The American Diabetes Association is using Gateway Inc.s grid program to run a compute-intensive application designed to accelerate diabetes-related research.
The association, based in Alexandria, Va., is running the Archimedes software application, which Richard Kahn, chief scientific and medical officer for the ADA, called “the Sims City of health care.” Using the program, the association can create an environment with any number of variables—such as doctors, hospitals, rooms, costs, patients and treatments—and run numerous what-if scenarios as a way of researching multiple aspects of diabetes care and running clinical studies.

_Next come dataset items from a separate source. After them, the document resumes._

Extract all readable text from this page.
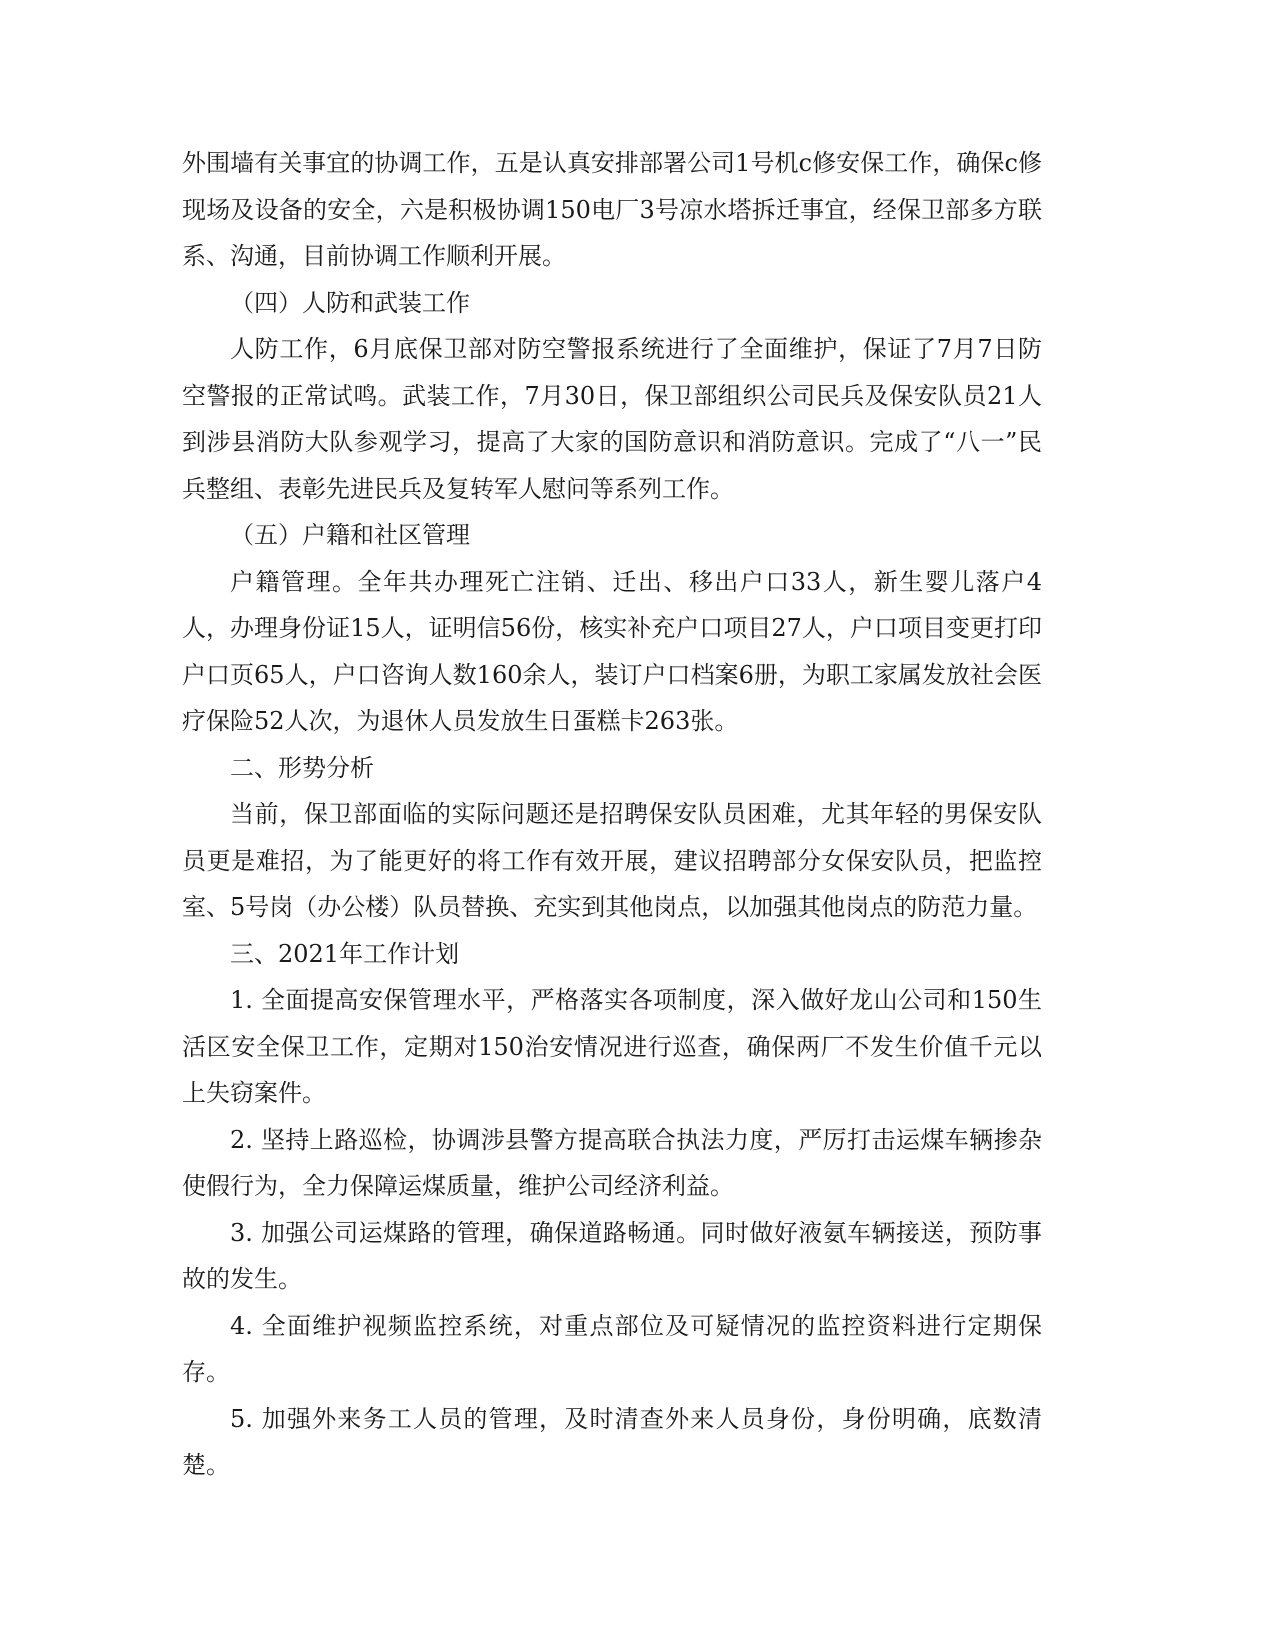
外围墙有关事宜的协调工作，五是认真安排部署公司1号机c修安保工作，确保c修现场及设备的安全，六是积极协调150电厂3号凉水塔拆迁事宜，经保卫部多方联系、沟通，目前协调工作顺利开展。

（四）人防和武装工作

人防工作，6月底保卫部对防空警报系统进行了全面维护，保证了7月7日防空警报的正常试鸣。武装工作，7月30日，保卫部组织公司民兵及保安队员21人到涉县消防大队参观学习，提高了大家的国防意识和消防意识。完成了“八一”民兵整组、表彰先进民兵及复转军人慰问等系列工作。

（五）户籍和社区管理

户籍管理。全年共办理死亡注销、迁出、移出户口33人，新生婴儿落户4人，办理身份证15人，证明信56份，核实补充户口项目27人，户口项目变更打印户口页65人，户口咨询人数160余人，装订户口档案6册，为职工家属发放社会医疗保险52人次，为退休人员发放生日蛋糕卡263张。

二、形势分析

当前，保卫部面临的实际问题还是招聘保安队员困难，尤其年轻的男保安队员更是难招，为了能更好的将工作有效开展，建议招聘部分女保安队员，把监控室、5号岗（办公楼）队员替换、充实到其他岗点，以加强其他岗点的防范力量。

三、2021年工作计划

1. 全面提高安保管理水平，严格落实各项制度，深入做好龙山公司和150生活区安全保卫工作，定期对150治安情况进行巡查，确保两厂不发生价值千元以上失窃案件。

2. 坚持上路巡检，协调涉县警方提高联合执法力度，严厉打击运煤车辆掺杂使假行为，全力保障运煤质量，维护公司经济利益。

3. 加强公司运煤路的管理，确保道路畅通。同时做好液氨车辆接送，预防事故的发生。

4. 全面维护视频监控系统，对重点部位及可疑情况的监控资料进行定期保存。

5. 加强外来务工人员的管理，及时清查外来人员身份，身份明确，底数清楚。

For example, researchers can plug in data involving patients with high blood pressure and diabetes, and then run various scenarios through the application to determine the benefits or disadvantages of administering disparate levels of medicine, Kahn said. They could find out the impact on patients, inventory, hospital costs and doctors fees, he said.
“Or what if we give people aspirin and call it a day?” Kahn said of one possible scenario. “What would happen?”
On a single system, it would take 100 hours to run each scenario through the application, he said. Using Gateways grid, that has been cut down to 30 minutes, and Kahn said he expects to get it below five minutes within a matter of week.
Gateway launched its grid program in December. The Poway, Calif., company is tying together the approximately 7,000 display computers in its 192 Gateway Country Stores across the United States via United Device Inc.s Grid MP Alliance platform. The grid is designed to enable users to tap the power of the PCs to run compute intensive applications, paying for the amount of time using the grid.
Gateway officials say the grid can produce more than 11 teraflops—or trillion floating point operations per second—at capacity.